Çalışma masasına baktım. Bir sürü test kitabı vardı. Aldığı notlar, kalemler, post-itler...  Yan tarafta da bir kitaplık vardı ve tamamen doluydu. Çalışmaya önem veriyordu. Bir fizik kitabını incelemeye başladığımda kitabı elimden alıp "Git artık." dedi.

Ona baktığım da o, bana bakmıyordu. Buna sinir oluyordum. "Neden?"diye sordum.
"İstemiyorum seni. Çık evimden."dedi.
"Ben çıkmak istemiyorsam?"dedim.

"Çık,"dedi. Ardından gözlerime bakıp "...lütfen, çık git."dedi.
Kalbim ağrıdı biraz. Sanki annemin 'artık babanla yaşayacaksın' dediğinde ki hüznü tekrar yaşadım.  Bana öyle bir bakıyordu ki, içime işliyordu. Bana bakmamasının kalbim için daha iyi olacağını düşündüm.

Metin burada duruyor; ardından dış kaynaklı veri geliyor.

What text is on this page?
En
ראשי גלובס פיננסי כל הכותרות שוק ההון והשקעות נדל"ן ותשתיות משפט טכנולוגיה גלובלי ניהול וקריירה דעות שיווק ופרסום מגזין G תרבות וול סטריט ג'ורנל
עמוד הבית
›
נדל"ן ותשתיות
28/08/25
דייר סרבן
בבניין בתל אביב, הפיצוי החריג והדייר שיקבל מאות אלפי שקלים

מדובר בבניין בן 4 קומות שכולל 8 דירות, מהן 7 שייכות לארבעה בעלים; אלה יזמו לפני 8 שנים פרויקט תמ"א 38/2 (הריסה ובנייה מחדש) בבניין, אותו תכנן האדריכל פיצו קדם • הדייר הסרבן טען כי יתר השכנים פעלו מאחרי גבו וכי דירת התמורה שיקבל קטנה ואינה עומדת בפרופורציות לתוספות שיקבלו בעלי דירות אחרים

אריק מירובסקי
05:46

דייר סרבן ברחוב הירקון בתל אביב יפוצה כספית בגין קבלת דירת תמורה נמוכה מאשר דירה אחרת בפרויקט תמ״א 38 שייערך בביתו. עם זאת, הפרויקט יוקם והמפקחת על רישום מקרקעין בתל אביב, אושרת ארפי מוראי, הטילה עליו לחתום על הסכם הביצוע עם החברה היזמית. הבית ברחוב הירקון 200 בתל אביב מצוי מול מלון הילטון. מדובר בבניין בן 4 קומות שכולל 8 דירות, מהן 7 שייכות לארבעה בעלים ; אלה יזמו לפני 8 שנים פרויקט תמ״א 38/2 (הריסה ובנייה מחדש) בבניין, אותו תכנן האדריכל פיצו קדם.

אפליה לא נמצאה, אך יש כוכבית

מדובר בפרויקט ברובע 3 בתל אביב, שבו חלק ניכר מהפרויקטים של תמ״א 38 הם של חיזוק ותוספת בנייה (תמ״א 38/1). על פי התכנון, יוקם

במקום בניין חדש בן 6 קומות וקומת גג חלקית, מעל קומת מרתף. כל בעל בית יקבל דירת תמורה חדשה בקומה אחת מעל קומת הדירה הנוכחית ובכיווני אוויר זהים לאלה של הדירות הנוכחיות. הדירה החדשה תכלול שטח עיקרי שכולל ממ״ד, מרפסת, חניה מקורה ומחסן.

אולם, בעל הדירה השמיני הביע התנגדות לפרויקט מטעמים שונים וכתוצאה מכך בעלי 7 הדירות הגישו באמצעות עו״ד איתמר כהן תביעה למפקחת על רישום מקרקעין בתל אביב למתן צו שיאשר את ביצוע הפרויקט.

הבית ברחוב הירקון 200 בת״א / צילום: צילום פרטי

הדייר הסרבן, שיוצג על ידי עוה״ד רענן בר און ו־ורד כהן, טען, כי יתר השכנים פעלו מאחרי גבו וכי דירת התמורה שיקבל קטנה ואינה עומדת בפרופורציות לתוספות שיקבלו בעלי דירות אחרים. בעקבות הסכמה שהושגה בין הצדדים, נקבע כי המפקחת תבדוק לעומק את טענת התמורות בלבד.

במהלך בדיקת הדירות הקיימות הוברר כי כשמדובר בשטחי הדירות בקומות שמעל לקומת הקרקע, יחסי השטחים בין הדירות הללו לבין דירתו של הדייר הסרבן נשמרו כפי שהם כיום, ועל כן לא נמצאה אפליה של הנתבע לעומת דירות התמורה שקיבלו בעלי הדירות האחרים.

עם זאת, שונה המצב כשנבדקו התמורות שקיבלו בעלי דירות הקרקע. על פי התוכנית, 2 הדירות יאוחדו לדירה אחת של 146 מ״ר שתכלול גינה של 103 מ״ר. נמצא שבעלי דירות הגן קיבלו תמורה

Sağ elim onun gözlerine gitti. Kirpiklerinin ucuna bile dokunmadım sayılır. Gözleri kapandı. Ellerim hala gözlerinin hizasındaydı.
"Tamam. Ben gideyim o zaman."dedim. "Sen de dinlen. Doktorun verdiğinden başka ilaç içme."diye ekledim.

Elimin arkasından başını salladı. Gözlerim dudaklarına kayarken kendimi dizginleyip hızla odadan çıktım. Ardından alt kata inip dış kapıya yöneldim. Ayakkabılarımı giyip evden çıktım. Hemen yan eve girip kendimi salondaki koltuklardan birine attım.

Tamam. Kabul ondan biraz etkileniyorum...

Gece ne yaptığına bakmak için perdemi aralayıp karşı eve baktım fakat onun perdesi kapalıydı. Ben de kendiminkini kapatıp yatağıma uzandım. Biraz He Ran ile mesajlaşıp sohbet ettikten sonra uyudum.

●●●●●●●●●●●¤¤¤¤¤¤¤¤¤¤¤

Ertesi sabah, çok güzel kokularla uyandım. Saate baktığımda henüz sabahın altısıydı. Bu güzel kokular yüzünden iyice acıktığım için kalkıp hazırlanmaya başladım. Bu sabah okula erken gidebilirdim. Giyindikten sonra aşağı indim. Jin Ri bir şarkı mırıldanarak mutfakta yemek yapıyordu. Sadece kahvaltı değil, öğle ve akşam yemeği olacak kadar çok şey yapmıştı.